Tuesday, April 3, 2012

The Final Five: April 3, 2012

The Final Five: Bedtime Stories for Conservatives
April 3, 2012

Featured Article:
Regulations Govern Our Lives - Then Send Us The Bill
Congress is authorized to write legislation, but Congress has recently developed the tactic of writing vague legislation and instructing executive agencies to develop regulations to fill in the details. This practice comes with a great price both in terms of the expanding government and the cost of compliance.


Tonight's Crazy Story:
Florida Woman, 93, Reaches End of the Road After 576,000 Miles In Her 1964 Mercury
Rachel Veitch's car is preparing to reach its final resting place after she was forced to stop driving due to eye problems. The 1964 Mercury Comet Caliente has over 576,000 miles.


Topic One: Debt and Taxes
Congratulations to the United States, who achieved the top spot for highest corporate taxes this week! Rick Moran points out at American Thinker: "Only recently have GOP candidates been pushing a corporate tax cut that would make us more competitive. Mitt Romney has made it the centerpiece of his plan to revitalize the economy. Of course, the Democrats resist the idea, unless there are corresponding tax increases on the "rich," although they don't object to the concept of a corporate tax rate cut. It's a dubious honor to be sure, and one that must be rectified before we can experience the kind of strong growth that will pull us out of the hole we're in."

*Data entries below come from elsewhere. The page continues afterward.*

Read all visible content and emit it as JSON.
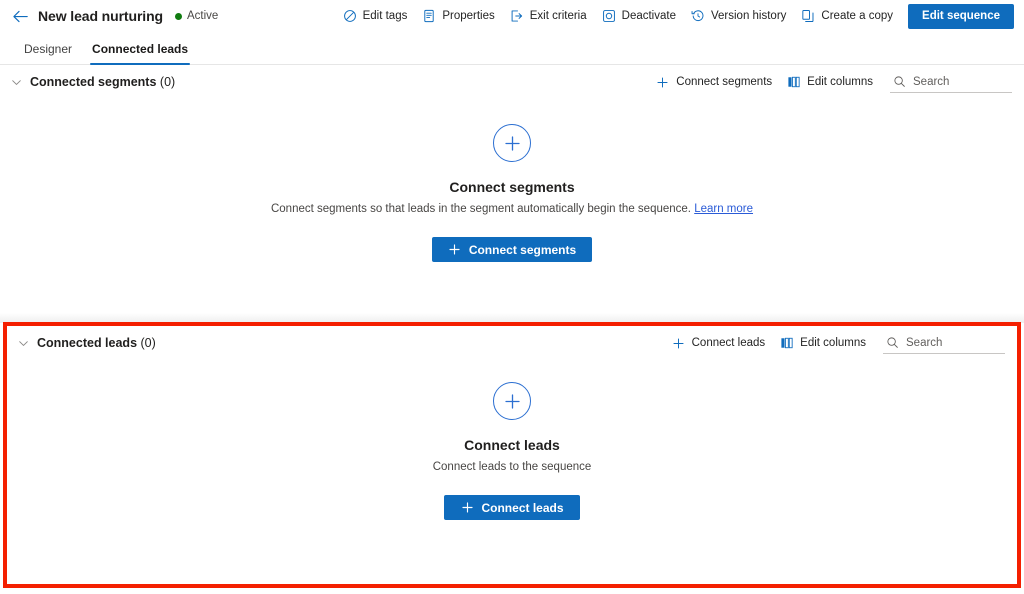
{
  "header": {
    "back_icon": "arrow-left-icon",
    "title": "New lead nurturing",
    "status_label": "Active",
    "status_color": "#107c10",
    "commands": [
      {
        "id": "edit-tags",
        "label": "Edit tags",
        "icon": "tag-icon"
      },
      {
        "id": "properties",
        "label": "Properties",
        "icon": "document-properties-icon"
      },
      {
        "id": "exit-criteria",
        "label": "Exit criteria",
        "icon": "exit-icon"
      },
      {
        "id": "deactivate",
        "label": "Deactivate",
        "icon": "deactivate-circle-icon"
      },
      {
        "id": "version-history",
        "label": "Version history",
        "icon": "history-clock-icon"
      },
      {
        "id": "create-a-copy",
        "label": "Create a copy",
        "icon": "copy-icon"
      }
    ],
    "primary_button": {
      "label": "Edit sequence",
      "color": "#0f6cbd"
    }
  },
  "tabs": [
    {
      "id": "designer",
      "label": "Designer",
      "active": false
    },
    {
      "id": "connected-leads",
      "label": "Connected leads",
      "active": true
    }
  ],
  "segments_section": {
    "chevron_icon": "chevron-down-icon",
    "title": "Connected segments",
    "count": "(0)",
    "actions": [
      {
        "id": "connect-segments",
        "label": "Connect segments",
        "icon": "plus-icon"
      },
      {
        "id": "edit-columns",
        "label": "Edit columns",
        "icon": "edit-columns-icon"
      }
    ],
    "search": {
      "placeholder": "Search",
      "value": "",
      "icon": "search-icon"
    },
    "empty": {
      "icon": "plus-circle-icon",
      "title": "Connect segments",
      "description": "Connect segments so that leads in the segment automatically begin the sequence.",
      "link_label": "Learn more",
      "button_label": "Connect segments",
      "button_icon": "plus-icon"
    }
  },
  "leads_section": {
    "chevron_icon": "chevron-down-icon",
    "title": "Connected leads",
    "count": "(0)",
    "actions": [
      {
        "id": "connect-leads",
        "label": "Connect leads",
        "icon": "plus-icon"
      },
      {
        "id": "edit-columns",
        "label": "Edit columns",
        "icon": "edit-columns-icon"
      }
    ],
    "search": {
      "placeholder": "Search",
      "value": "",
      "icon": "search-icon"
    },
    "empty": {
      "icon": "plus-circle-icon",
      "title": "Connect leads",
      "description": "Connect leads to the sequence",
      "button_label": "Connect leads",
      "button_icon": "plus-icon"
    },
    "highlight_color": "#f41f00"
  }
}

The Problem of the Nonmetallic Dollar: "From George Washington to Dwight D. Eisenhower, the national debt tended to grow in wartime and shrink in peacetime. Because the dollar was generally convertible into gold or silver at a fixed and statutory rate, the central bank, when there was a central bank, couldn't just materialize money as the Federal Reserve does today. You had to dig the metal out of the Earth, or entice it into American vaults with money-friendly financial policies. The Treasury could borrow, all right, but not without limit. Wars aside, the government paid its way like a man with a debit card. Washington, D.C., got its credit card on Sunday, Aug. 15, 1971. Pre-empting the horse opera "Bonanza," President Richard Nixon told a national television audience that the gold standard, or what little of it remained, was kaput. No more would the dollar be defined in law as 1/35th of an ounce of gold. It would rather be anchored by the good intentions of the people who printed it. There has never been a credit card quite like the nonmetallic dollar."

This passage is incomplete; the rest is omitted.